As I watched from my TV with a newborn baby, I was physically ill at the sight of those not able to escape New Orleans as the ravaging effects of Hurricane Katrina flooded their city and threatened their lives. The city was special to me, as I had honeymooned there 12 years earlier. I couldn’t wrap my brain around the idea that we had a state of the art military yet our own people could be suffering so much (was I the only one who couldn’t figure out why we couldn’t fly in food and water, or helicopter, boat, etc people out?)
Only a couple of weeks had passed since I had attended Education Week at BYU, feeling particularly moved by the stories of women speaking of getting involved at both community and global levels with charitable work. I called the Red Cross who said what they needed was cash. It makes sense, but it’s not what I wanted to hear. I wanted to get my 4 young children involved serving others, making something, giving something for those who had lost so much. Cash just felt so impersonal.
So I decided to have a yard sale. My girls (in kindergarten and 2nd grade at the time) made flyers for their class telling them we would include items they had in the sale. We had a couple of families reply and we picked up their items. We teamed up with my sister who lived 45 minutes away. And then we went through our things. We pared down to what we needed and wanted at that moment, everyone gave to the point that it felt good, which was just past where it hurt. Everything else went away. One of the phrases that stuck with me from Education Week was the idea that sometimes we hold onto our possessions thinking we might need them one day. She said “they need it now.” That was our theme.
We spent every night for a week hauling items, sorting them and preparing for the sale.

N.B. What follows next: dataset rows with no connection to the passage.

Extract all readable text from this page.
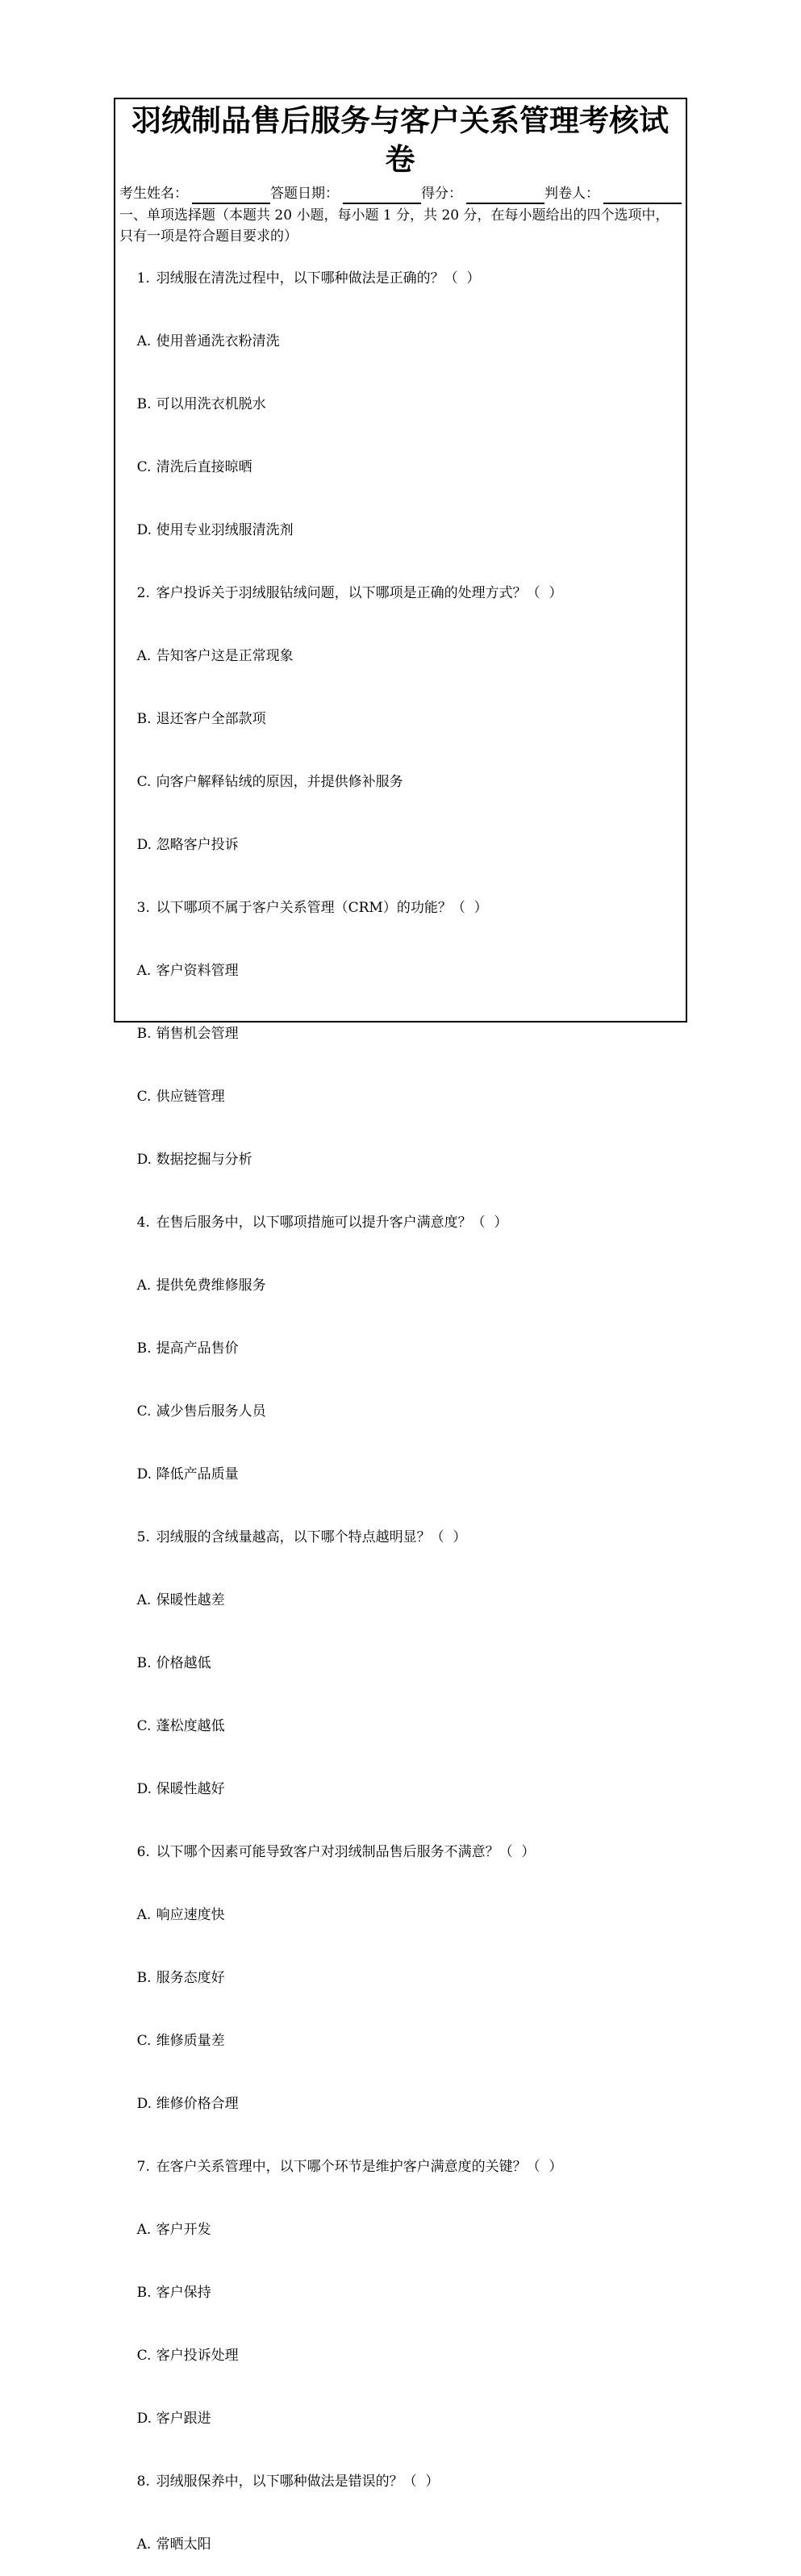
羽绒制品售后服务与客户关系管理考核试
卷
考生姓名：	答题日期：	得分：	判卷人：
一、单项选择题（本题共 20 小题，每小题 1 分，共 20 分，在每小题给出的四个选项中，
只有一项是符合题目要求的）

1. 羽绒服在清洗过程中，以下哪种做法是正确的？（  ）

A. 使用普通洗衣粉清洗

B. 可以用洗衣机脱水

C. 清洗后直接晾晒

D. 使用专业羽绒服清洗剂

2. 客户投诉关于羽绒服钻绒问题，以下哪项是正确的处理方式？（  ）

A. 告知客户这是正常现象

B. 退还客户全部款项

C. 向客户解释钻绒的原因，并提供修补服务

D. 忽略客户投诉

3. 以下哪项不属于客户关系管理（CRM）的功能？（  ）

A. 客户资料管理

B. 销售机会管理

C. 供应链管理

D. 数据挖掘与分析

4. 在售后服务中，以下哪项措施可以提升客户满意度？（  ）

A. 提供免费维修服务

B. 提高产品售价

C. 减少售后服务人员

D. 降低产品质量

5. 羽绒服的含绒量越高，以下哪个特点越明显？（  ）

A. 保暖性越差

B. 价格越低

C. 蓬松度越低

D. 保暖性越好

6. 以下哪个因素可能导致客户对羽绒制品售后服务不满意？（  ）

A. 响应速度快

B. 服务态度好

C. 维修质量差

D. 维修价格合理

7. 在客户关系管理中，以下哪个环节是维护客户满意度的关键？（  ）

A. 客户开发

B. 客户保持

C. 客户投诉处理

D. 客户跟进

8. 羽绒服保养中，以下哪种做法是错误的？（  ）

A. 常晒太阳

Exhausted, we ordered pizza the night before and asked the kids to pray that our efforts would matter to someone. We wondered aloud if we’d even make $50.
Our husbands had gone with a group to help with the wreckage and so that morning my sister and I managed our brood of 7 children ranging from 3 months to 9 years old as we ran the sale. The kids had made signs indicating where the money was going and I don’t know if it was the charitable attitude of the buyers or of our own to let things go, but it was a wonderful fall day. The haggling was friendly and it felt that every dollar we took in was an act of love, though the buyers were most certainly getting deals of their own.

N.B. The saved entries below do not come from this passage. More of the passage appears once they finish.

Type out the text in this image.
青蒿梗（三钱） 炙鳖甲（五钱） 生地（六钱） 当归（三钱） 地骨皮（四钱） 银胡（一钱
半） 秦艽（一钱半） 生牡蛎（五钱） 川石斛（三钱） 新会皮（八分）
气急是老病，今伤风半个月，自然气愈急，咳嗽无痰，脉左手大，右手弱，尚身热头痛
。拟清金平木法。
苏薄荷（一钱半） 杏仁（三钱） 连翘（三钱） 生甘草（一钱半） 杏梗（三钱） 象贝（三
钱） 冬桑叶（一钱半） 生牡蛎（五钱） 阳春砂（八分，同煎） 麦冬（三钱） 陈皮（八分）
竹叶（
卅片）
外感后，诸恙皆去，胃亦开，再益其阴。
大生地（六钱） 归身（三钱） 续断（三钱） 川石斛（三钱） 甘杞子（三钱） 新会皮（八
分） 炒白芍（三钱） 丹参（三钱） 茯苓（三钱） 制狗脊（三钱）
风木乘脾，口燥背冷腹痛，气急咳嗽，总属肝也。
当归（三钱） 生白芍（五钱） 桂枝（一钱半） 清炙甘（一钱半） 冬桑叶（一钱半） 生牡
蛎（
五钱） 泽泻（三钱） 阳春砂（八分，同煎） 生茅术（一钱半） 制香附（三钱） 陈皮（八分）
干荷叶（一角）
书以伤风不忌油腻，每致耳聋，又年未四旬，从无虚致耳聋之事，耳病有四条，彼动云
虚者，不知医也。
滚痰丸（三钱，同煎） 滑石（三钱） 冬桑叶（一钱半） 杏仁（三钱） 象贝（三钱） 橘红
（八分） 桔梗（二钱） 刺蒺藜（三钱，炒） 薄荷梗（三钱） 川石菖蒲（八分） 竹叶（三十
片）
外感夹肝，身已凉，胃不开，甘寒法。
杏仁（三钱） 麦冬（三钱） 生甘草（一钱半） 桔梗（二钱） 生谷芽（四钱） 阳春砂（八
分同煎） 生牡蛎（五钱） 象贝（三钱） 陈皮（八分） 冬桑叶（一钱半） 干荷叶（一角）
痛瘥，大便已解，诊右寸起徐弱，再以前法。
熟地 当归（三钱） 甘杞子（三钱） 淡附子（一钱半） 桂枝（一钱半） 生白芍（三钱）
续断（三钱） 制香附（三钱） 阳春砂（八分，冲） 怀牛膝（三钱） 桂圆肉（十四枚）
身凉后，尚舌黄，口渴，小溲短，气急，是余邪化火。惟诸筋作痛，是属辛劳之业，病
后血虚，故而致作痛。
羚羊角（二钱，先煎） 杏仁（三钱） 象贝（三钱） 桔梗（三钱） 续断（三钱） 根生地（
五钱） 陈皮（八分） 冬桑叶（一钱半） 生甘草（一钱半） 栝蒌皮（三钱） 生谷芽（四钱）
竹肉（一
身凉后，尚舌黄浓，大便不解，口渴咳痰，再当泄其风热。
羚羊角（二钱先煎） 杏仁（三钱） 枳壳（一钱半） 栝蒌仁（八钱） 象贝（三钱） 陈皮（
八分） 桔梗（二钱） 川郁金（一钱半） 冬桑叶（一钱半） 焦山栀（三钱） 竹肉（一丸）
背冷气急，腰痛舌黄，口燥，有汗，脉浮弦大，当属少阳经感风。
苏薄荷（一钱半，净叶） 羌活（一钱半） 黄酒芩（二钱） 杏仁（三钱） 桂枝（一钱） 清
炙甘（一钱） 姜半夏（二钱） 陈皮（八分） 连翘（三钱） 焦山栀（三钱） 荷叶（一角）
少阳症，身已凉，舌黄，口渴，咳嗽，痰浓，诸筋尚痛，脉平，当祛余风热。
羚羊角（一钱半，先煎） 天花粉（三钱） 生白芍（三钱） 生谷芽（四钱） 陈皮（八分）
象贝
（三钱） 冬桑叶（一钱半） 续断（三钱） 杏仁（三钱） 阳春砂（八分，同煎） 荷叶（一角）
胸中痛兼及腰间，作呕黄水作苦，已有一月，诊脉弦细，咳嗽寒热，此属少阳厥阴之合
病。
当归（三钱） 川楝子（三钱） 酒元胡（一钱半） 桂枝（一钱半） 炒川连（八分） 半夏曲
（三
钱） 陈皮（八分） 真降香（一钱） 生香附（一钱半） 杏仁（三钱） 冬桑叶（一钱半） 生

That afternoon we gathered the remainder of the items and took them to a local women’s shelter. As my sister drove, I unfurled the cash we had been stuffing in our wallets. The total was beyond our expectations as we counted $970 in sales. Most of it was $1 or $2 at a time, we had no idea our total was so high.
And is true in any real act of charity, we were rewarded more than the amount we were passing on. I had learned not to judge my ideas, not to listen to the voices of those who say my efforts were a waste of time (I heard this a lot as we planned the sale). I also learned the value of working within the parameters of what people are requesting. The real need of the charity was cash, and my need was to reach out and involve my children. Neither of us would have been served by either my dumping a bag of clothing at the Red Cross nor by my simply writing a check.
It wasn’t a huge success to anyone but me, but it gave me a sense that I can do things to make life just a little bit better for someone else. What have you done to feel like this?
Mel, I love how you figured out a way to meet both your need and the need the Red Cross told you they had. As a bonus, you were able to empathize on some small level with those who were without material belongings by separating yourself from some of yours.